Exercise Capacity and Mortality in Elderly Hypertensive (page 30)
Higher exercise capacity is associated with lower mortality risk in middle-aged individuals with hypertension. In this issue of Hypertension, Faselis et al reported that the fitness-related health benefits are extended to individuals with hypertension aged ≥70 years. In 2153 elderly men, increased exercise capacity (as expressed by metabolic equivalents [METs]) was associated with significantly lower all-cause mortality risk. The association was inverse, independent, and graded. Mortality risk was 11% lower for every 1-MET increase in exercise capacity. When fitness categories were considered, mortality risk was 18%, 36%, and 48% lower for the low-fit (4.1–6 METs), moderate-fit (6.1–8.0 METs), and high-fit (>8.0 METs) categories, respectively, compared with individuals in the lowest fitness category (≤4.0 METs). These findings support the concept that increased cardiorespiratory fitness is associated with lower mortality risk in men with hypertension regardless of age. The relatively low level of exercise capacity (>4.0 METs) associated with lower mortality risk is achievable by most elderly engaging in a brisk walk of 20 to 40 minutes most days of the week. Because walking requires virtually no instructions, has a relatively low cost, carries a low risk of injury, and can be easily implemented to large populations, it may constitute an effective intervention to mitigate the deleterious effects of hypertension in the elderly.

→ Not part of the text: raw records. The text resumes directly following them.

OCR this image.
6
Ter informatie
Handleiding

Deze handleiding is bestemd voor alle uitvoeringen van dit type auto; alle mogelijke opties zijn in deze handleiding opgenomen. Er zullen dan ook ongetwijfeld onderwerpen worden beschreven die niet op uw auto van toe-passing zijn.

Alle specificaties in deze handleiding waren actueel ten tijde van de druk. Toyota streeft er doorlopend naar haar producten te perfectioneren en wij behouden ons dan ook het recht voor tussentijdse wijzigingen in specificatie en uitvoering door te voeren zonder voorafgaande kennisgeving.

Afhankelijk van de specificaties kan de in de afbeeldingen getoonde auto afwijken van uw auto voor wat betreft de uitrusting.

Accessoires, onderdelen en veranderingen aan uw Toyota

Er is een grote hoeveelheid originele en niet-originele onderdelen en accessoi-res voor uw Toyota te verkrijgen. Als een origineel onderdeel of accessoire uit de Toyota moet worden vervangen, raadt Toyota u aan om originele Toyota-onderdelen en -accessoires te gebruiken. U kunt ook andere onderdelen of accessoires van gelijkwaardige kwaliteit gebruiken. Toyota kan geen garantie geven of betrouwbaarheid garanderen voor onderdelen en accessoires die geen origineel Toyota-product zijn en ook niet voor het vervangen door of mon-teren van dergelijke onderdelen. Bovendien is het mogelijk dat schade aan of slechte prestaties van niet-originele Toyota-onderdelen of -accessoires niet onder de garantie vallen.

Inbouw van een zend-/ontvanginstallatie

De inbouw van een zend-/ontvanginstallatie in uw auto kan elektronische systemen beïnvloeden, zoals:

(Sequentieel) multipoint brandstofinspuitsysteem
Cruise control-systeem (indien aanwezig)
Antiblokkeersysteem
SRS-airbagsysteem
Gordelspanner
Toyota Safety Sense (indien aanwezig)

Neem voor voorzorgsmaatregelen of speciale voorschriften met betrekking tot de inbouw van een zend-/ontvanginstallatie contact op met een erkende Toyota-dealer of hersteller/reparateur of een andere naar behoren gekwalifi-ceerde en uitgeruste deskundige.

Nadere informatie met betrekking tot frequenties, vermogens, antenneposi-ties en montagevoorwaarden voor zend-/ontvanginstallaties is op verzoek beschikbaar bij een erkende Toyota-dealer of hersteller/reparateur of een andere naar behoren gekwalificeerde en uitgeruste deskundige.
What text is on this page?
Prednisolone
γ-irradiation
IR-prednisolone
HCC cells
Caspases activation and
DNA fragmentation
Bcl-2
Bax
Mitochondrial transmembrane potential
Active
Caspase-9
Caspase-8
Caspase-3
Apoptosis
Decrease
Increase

Aldosterone and Death, End-Stage Renal Disease, and Cardiovascular Events (page 103)
Chronic kidney disease affects ≈13% of the US population and is a well-recognized risk factor for adverse cardiovascular events. In chronic kidney disease, treatment with angiotensin-converting enzyme inhibitors and angiotensin receptor blockers delays the progression of kidney disease; however, limited data suggest any reduction in cardiovascular morbidity and mortality. This recognition has resulted in investigations to assess whether aldosterone escape is a risk marker and potential therapeutic target. In this issue of Hypertension, results from the Chronic Renal Insufficiency Cohort (CRIC) study indicate that baseline concentrations of serum aldosterone were not associated with death, end-stage renal disease, or the composite atherosclerotic end point defined as incident myocardial infarction, stroke, or peripheral vascular disease. Each SD increase in aldosterone, however, was associated with a 21% increase in the incidence of heart failure. This aldosterone–heart failure association was stronger in blacks compared with whites. These results from >3800 participants with chronic kidney disease suggest that baseline aldosterone concentrations have limited prognostic value in this population. Activation of the mineralocorticoid receptor, however, may still occur through other pathways. As such, clinical trials to evaluate the use of mineralocorticoid receptor blockers in the chronic kidney disease population are strongly needed.
Angiotensin-Converting Enzyme 2 Deficiency Exacerbates Vascular Disease (page 157)
Bicuspid aortic valve is the most common congenital cardiac abnormality, occurring in 1% of the population. Bicuspid aortic valve is associated with increased risk of ascending aortic dilatation. The underlying connective tissue disorder that causes bicuspid aortic valve also affects the tissue layers that form the walls of the aorta. As the tissue layers degenerate, the aortic walls lose their strength and stretch out of their normal configuration. Eventually, this can lead to the formation of an aortic aneurysm. The resulting aortic dilatation promotes dissection and rupture, making it a potentially lethal disease. In this issue of Hypertension, Patel et al report upregulation of angiotensin-converting enzyme 2, which converts angiotensin II into angiotensin 1–7 in the aorta of patients with bicuspid aortic valve, as well as in the aorta of angiotensin II–infused mice, a widely accepted, clinically relevant preclinical model of vascular disease. Aortic dilation and adverse vascular remodeling in angiotensin II–infused angiotensin-converting enzyme 2 knockout mice were associated with increased vascular smooth muscle cell apoptosis, oxidative stress, and increased matrix metalloproteinase activity. Importantly, histopathological changes in human aortic aneurysms predominantly affect the medial layer that is dominated by elastic fibers and vascular smooth muscle cells, and the vascular smooth muscle cell phenotypic changes, including apoptosis, are associated with aortic aneurysm formation. These data provide important evidence that angiotensin-converting enzyme 2 is a key negative regulator of an activated renin–angiotensin system–driven adverse vascular remodeling, and enhancing angiotensin-converting enzyme 2 could have beneficial effects in vascular diseases.
- © 2014 American Heart Association, Inc.